Nous vous invitons à développer une dévotion filiale envers la Sainte Vierge, sous son titre d’Immaculée Conception. Cette dévotion vous aidera à développer les vertus de pureté, d’humilité et d’obéissance, dont vous aurez besoin dans votre vie, comme prêtre ou comme oblat. Vous devez aussi avoir un certain attrait spirituel envers nos trois saints Patrons : saint Benoît, comme symbole de l’unité entre la foi et la culture, entre la liturgie et la vie ; saint Thomas d’Aquin, qui manifeste la fidélité à la doctrine de l’Église et à la Papauté ; et saint François de Sales, l’évêque qui a offert un amour sans cesse croissant pour ceux qui traversent des détresses matérielles et spirituelles.

Comme prêtre ou oblat dans l’Institut, vous devez chérir la vie fraternelle et communautaire, orientée sur la gloire de Dieu dans la liturgie et sur une charité vraiment désintéressée, modèle que nous travaillons à diffuser dans notre séminaire de Gricigliano et dans les maisons de l’Institut.

Si vous désirez apprendre et grandir en spiritualité et dans la compréhension des trésors que l’Église nous offre à travers sa liturgie, sa doctrine et sa vie dans le monde, et si vous souhaitez être docile envers les précieuses grâces découlant de l’obéissance et de l’humilité, en recevant ces trésors de la sagesse de l’Église, alors le Christ Roi, Éternel et Souverain Prêtre, peut attendre de vous que vous deveniez un futur membre de notre Institut.

Comment l’Institut travaille-t-il au service de l’histoire et de la tradition de l’Église ?

La mission principale de l’Église est de perpétuer, au fil de l’histoire, l’enseignement des vérités éternelles transmises par Notre-Seigneur dans une tradition ininterrompue, depuis les Apôtres et leurs légitimes successeurs.
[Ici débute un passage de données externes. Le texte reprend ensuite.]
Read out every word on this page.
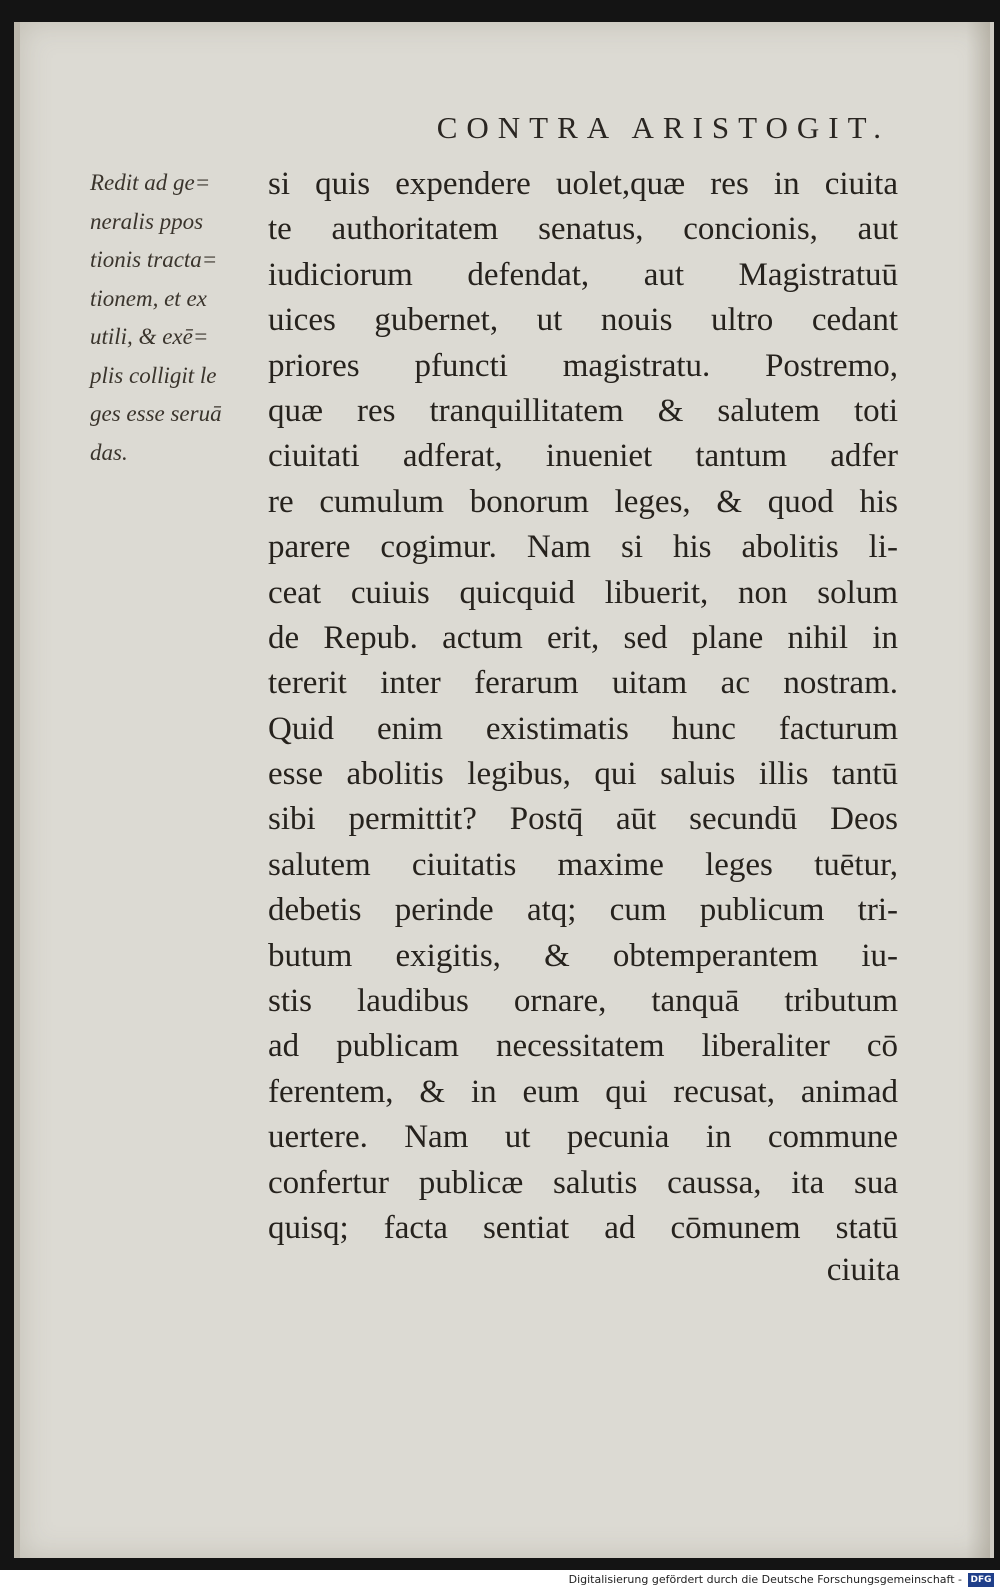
CONTRA ARISTOGIT.
Redit ad ge=
neralis ppos
tionis tracta=
tionem, et ex
utili, & exē=
plis colligit le
ges esse seruā
das.
si quis expendere uolet,quæ res in ciuita
te authoritatem senatus, concionis, aut
iudiciorum defendat, aut Magistratuū
uices gubernet, ut nouis ultro cedant
priores pfuncti magistratu. Postremo,
quæ res tranquillitatem & salutem toti
ciuitati adferat, inueniet tantum adfer
re cumulum bonorum leges, & quod his
parere cogimur. Nam si his abolitis li-
ceat cuiuis quicquid libuerit, non solum
de Repub. actum erit, sed plane nihil in
tererit inter ferarum uitam ac nostram.
Quid enim existimatis hunc facturum
esse abolitis legibus, qui saluis illis tantū
sibi permittit? Postq̄ aūt secundū Deos
salutem ciuitatis maxime leges tuētur,
debetis perinde atq; cum publicum tri-
butum exigitis, & obtemperantem iu-
stis laudibus ornare, tanquā tributum
ad publicam necessitatem liberaliter cō
ferentem, & in eum qui recusat, animad
uertere. Nam ut pecunia in commune
confertur publicæ salutis caussa, ita sua
quisq; facta sentiat ad cōmunem statū
ciuita
Digitalisierung gefördert durch die Deutsche Forschungsgemeinschaft - DFG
C’est cette tradition ininterrompue qui, sous la vigilance de l’Esprit Saint, garantit notre union avec Jésus-Christ, « Celui qui est, qui était et qui vient » (Heb. 13, 8). L’Institut veut être en parfaite continuité avec cette tradition authentique et intacte. Les fondateur et co-fondateur de l’Institut se sont formés à Gênes, sous l’autorité du cardinal Giuseppe Siri, puis à Rome, où ils ont travaillé auprès de cardinaux et de prélats représentant la tradition de la grande école romaine. Ils ont ainsi eu la grâce d’être immergés dans le fleuve de cette grande tradition ecclésiastique, théologique et liturgique. En fondant l’Institut du Christ Roi, ils n’ont pas cherché à « recréer » cette tradition, mais à la transmettre aux membres de l’Institut. Il s’agit ni plus ni moins que de la tradition vivante enseignée par saint Paul : « Tradidi vobis quod et accepi », je vous ai transmis ce que j’ai reçu (I Cor 11, 23).

L’Institut possède-t-il son propre séminaire ?

Oui, il s’agit du séminaire Saint-Philippe-Néri, près de Florence, en Toscane, où nous sommes implantés, avec la bénédiction de l’archevêque de Florence, depuis 1991. Vous pouvez en savoir plus en consultant le site de notre Séminaire international.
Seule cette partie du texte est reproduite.